In two decisions likely to prompt more litigation over exactly how much weight a school can give to race, a majority of the court upheld Michigan's law-school admissions policy but struck down the university's undergraduate formula.

"Student body diversity is a compelling state interest that can justify the use of race in university admissions," the court said in a landmark 5-4 opinion, authored by Justice Sandra Day O'Connor, which upheld Michigan's law-school system.

In rejecting a challenge under the 14th Amendment equal protection clause brought by white applicant Barbara Grutter, Justice O'Connor said constitutional law required an end date on race preferences, and she set that mark at 25 years.

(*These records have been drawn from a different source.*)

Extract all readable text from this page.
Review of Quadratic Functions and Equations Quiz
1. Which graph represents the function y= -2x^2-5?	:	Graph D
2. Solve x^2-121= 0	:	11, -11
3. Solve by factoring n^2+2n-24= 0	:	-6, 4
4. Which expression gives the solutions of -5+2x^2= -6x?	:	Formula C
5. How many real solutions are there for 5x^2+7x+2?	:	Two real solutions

Justice O'Connor's opinion was joined by Justices John Paul Stevens, David H. Souter, Ruth Bader Ginsburg and Stephen G. Breyer in the first ruling ever in which a court majority held race to be a valid basis for admission to public institutions of higher education.

Dissenters were Chief Justice William H. Rehnquist, and Justices Antonin Scalia, Anthony M. Kennedy and Clarence Thomas.

However, by a 6-3 vote in the separate undergraduate case -- Gratz v. Bollinger -- the court overturned the system at Michigan's College of Literature, Science, and the Arts, saying it assured "virtually automatic" admission for blacks, Hispanics and American Indians by giving them 20 of the needed 100 points on a 150-point scale. A perfect SAT or ACT score counted for 12 points.

In announcing from the bench that the undergraduate system violated both the Constitution and Title VI of the 1964 Civil Rights Act, the chief justice dismissed the school's defense that it would be too burdensome to make the required case-by-case decisions.

"The fact that the implementation of a program capable of providing individualized consideration might present administrative challenges does not render constitutional an otherwise problematic system," he said.